No Subject

Anirudh Sanjeev anirudh at anirudhsanjeev.org
Mon Apr 5 18:34:21 UTC 2010


Hi Shaun!

Excerpts from Shaun McCance's message of Mon Apr 05 23:23:48 +0530 2010:
> Is this something that could just be built into Yelp, perhaps
> as a plugin? I've already talked with other documentation teams
> about making Yelp able to query the package manager for extra
> documentation.
I don't see why this shouldn't be a problem. In fact, it'll save me a lot
of trouble. I will prod the source of yelp today.
Does it rely on an embedded Webkit/Gecko system to display the text, or
pure Pango/Cairo?

Either way, it'll be a feasible addition to my list of deliverables.

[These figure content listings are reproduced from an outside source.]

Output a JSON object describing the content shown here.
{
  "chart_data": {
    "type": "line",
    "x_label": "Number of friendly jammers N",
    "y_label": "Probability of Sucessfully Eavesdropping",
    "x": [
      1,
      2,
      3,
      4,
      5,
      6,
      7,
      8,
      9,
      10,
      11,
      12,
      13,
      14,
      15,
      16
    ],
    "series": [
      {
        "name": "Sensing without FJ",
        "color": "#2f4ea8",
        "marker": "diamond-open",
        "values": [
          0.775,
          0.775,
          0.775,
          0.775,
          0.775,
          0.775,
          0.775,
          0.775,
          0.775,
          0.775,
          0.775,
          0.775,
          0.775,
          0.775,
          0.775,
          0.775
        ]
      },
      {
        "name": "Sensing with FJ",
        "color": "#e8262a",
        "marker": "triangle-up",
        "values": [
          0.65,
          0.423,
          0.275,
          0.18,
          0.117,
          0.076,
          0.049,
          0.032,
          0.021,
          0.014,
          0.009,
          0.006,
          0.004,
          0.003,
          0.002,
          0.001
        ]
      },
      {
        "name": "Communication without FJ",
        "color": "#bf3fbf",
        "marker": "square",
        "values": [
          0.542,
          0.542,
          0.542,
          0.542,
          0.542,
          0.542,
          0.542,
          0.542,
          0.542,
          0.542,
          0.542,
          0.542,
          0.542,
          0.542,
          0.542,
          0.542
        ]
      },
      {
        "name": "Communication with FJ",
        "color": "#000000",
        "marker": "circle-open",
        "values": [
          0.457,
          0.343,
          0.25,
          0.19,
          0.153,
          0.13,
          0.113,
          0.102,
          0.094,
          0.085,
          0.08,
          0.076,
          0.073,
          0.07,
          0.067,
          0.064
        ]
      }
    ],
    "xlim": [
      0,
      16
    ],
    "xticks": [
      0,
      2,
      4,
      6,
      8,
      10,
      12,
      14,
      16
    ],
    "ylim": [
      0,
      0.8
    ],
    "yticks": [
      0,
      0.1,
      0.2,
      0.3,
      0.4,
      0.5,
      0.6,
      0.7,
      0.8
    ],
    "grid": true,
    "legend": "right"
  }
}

> I just want to point out that the wiki model only works for
> a very small percentage of the wikis in the world. For wikis
> to work effectively, you must have people actively gardening
> them. Otherwise they get crowded out by weeds.
It's not exactly a wiki model. If you create a tutorial, I can make a
derived work from it. I can only re-upload changes which maybe you can
incorporate. Ranking will be done via user rating, traffic, length of
engagement on tutorial, etc - so it's not a vanilla wiki model

> But unless you keep the server completely closed, there will
> be alternative installations. And if you keep it closed, then
> either people won't use it, or they'll reverse engineer it.
> Rather than fighting this, maybe you should investigate ways
> to federate the content.
The server won't be closed. I just want to discourage different teams
running their own instances in the beginning until a community forms around
the idea. If people are willing to reverse engineer it (the formats and
transports are all very simple), I will look at it as validation of my
idea.

I still haven't decided when to release the code. It's not a question of
"if", it's a question of "when".

> The text portion is the easy part for translators. Taking
> new screenshots is the hard part. Note that translators
> aren't usually the expert users that the writers are, so
> they might have to do a lot of setup to get to the point
> where they can take equivalent screenshots.
One ridiculously ugly hack I can think of is to use gconf to modify the
language each time the "take screenshot" button is pressed so the Desktop
switches to individual languages and takes a screenshot for each one of
them. Since Gnome doesn't need to restart for applying language changes (or
I think it doesn't, based on my little experience with this functionality),
this _just_ might work.

I was also considering using OCR in the long term to identify the content
on the screen and make it searchable, so you can search for individual menu
items and tutorials that feature it will turn up. Maybe this can be
employed to help with translations.

> But there are some exceptional cases where some formats
> shine over others. You should look at some of the things
> Mallard does for translators (and I should finish writing
> the documentation for those things). Or just use Mallard
> as your underlying format.
Yes, I plan to actually _write_ some documentation for some project I like
to understand the process and understand the pain points, etc, and to
consider where I can use Mallard formatting instead of Markdown, etc.

Thanks,
Anirudh
-- 
Senior Undergraduate Student, Indian Institute of Technology, Kharagpur
http://anirudhsanjeev.org

The Unix philosophy - Do one thing. Do it well.